Wednesday, August 17, 2011

Four more ex-soldiers admit to postal vote fraud

Postal vote manipulation has been a common practice in the military for many years - so it seems - now that more retired military personnel are speaking up.

Now, four ex-military personnel have confessed to committing election fraud - the same way an ex-army man said he did so earlier this month.

NONEThe four, who had served at army and air force bases across the country, say they marked thousands of postal votes in three separate general elections between 1978 and 1999.

The four - Major (Rtd) Risman Mastor (right), Kamarulzaman Ibrahim, Mohamed Nasir Ahmad and Mohd Kamil Omar - said they were ordered by their commanding officers to mark postal votes for the hundreds and thousands of personnel who were out in the field.

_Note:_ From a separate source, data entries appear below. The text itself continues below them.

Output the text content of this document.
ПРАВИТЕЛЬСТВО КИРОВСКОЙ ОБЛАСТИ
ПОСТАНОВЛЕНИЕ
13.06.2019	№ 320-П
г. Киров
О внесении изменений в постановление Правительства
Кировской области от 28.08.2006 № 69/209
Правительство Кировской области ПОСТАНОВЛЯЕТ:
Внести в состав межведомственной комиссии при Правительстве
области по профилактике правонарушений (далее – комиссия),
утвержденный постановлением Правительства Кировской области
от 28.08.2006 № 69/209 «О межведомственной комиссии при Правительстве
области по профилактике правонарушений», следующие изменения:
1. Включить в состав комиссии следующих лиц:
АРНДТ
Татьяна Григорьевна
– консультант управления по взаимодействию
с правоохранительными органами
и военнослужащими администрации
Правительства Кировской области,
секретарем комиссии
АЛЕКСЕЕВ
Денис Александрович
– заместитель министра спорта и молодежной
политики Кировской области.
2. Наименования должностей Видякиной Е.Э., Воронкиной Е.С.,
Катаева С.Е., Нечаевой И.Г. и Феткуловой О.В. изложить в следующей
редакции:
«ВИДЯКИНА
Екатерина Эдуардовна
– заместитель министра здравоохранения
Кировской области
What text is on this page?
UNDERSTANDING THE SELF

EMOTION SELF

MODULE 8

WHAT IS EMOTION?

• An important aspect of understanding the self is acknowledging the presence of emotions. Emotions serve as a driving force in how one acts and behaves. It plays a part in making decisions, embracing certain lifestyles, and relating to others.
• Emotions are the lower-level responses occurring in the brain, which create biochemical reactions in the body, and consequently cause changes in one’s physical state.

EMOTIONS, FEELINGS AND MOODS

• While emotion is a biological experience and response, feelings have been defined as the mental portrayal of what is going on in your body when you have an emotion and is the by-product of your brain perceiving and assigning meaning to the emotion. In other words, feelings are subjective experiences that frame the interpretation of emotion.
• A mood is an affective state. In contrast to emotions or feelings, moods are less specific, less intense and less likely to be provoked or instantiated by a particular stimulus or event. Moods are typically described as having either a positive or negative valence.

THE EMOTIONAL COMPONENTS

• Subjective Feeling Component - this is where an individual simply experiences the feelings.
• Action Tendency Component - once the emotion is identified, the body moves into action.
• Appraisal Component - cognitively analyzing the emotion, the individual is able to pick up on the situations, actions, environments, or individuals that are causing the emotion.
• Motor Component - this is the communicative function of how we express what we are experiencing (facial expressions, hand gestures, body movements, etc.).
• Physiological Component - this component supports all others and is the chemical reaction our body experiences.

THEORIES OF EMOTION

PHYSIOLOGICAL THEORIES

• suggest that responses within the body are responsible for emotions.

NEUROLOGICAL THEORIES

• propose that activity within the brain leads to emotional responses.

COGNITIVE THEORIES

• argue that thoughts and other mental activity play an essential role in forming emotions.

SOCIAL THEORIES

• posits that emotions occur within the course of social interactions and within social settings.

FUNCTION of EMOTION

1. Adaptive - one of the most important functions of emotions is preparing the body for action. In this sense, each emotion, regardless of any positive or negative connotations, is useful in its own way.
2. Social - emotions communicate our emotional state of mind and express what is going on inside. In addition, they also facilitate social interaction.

Their expose today is the second after an ex-army man came forward earlier this month, making a similar claim that he was ordered to mark postal votes for other personnel.
Kamarulzaman, who was a clerk working at the Terendak army camp in Malacca, said he was ordered to spend three days marking thousands of ballot papers during the 1986 general election.
The 53-year-old said he was given three pens of different colours, which he used alternately to sign the postal votes in the absence of the army personnel who were on their tour of duty.
“For example, I would use a blue pen to sign for one serviceman and a black pen to sign for his wife. I was also ordered to mark votes for the opposition,” he said at a press conference hosted at the PAS headquarters by the party's youth wing.
When asked how many postal votes he signed, Kamarulzaman said he could not remember the exact number but was sure that it ran into the thousands.
“If you want to say how many, let's just say my hand went numb (from signing the ballot papers). I basically voted for soldiers from all over the country.”
'It was the wrong thing to do'
Kamil, a retired Air Force commando based at the Butterworth Air Force base, claimed he was offered a “reward” if he complied with the order to mark a box full of postal votes during the 1999 general election.
The 21-year veteran however refused to carry out the order, saying that he realised it was not right for him to mark ballots for his colleagues.
“They gave me a box, and expected me to mark all the ballots in 30 minutes. I realised it was wrong,” said the 49-year-old, adding that he has no idea what the “reward” was since he did not carry out the order.
Nasir, 50, who was a clerk based in Sandakan during the 1986 general election, said he and another colleague were told to split over 900 postal votes between them to be marked on behalf of their fellow soldiers.
He pointed out that being in the military, orders are orders and that soldiers were “not too bothered” about politics.
“Even after retirement, we didn't care so much about politics. But when Bersih came about, we started to realise that what we did was not right,” he said.
Risman stressed that this practice went as far back as the 1978 general election, when he and nine others were ordered to go through around 200 sacks - each containing 10 postal votes - during his time at the Kampung Sawah army camp in Port Dickson.
“I did it just that one time... I don't remember the figures but I believe there were about 10 (ballots) in each sack. In effect there were just 10 of us actually voting,” he said.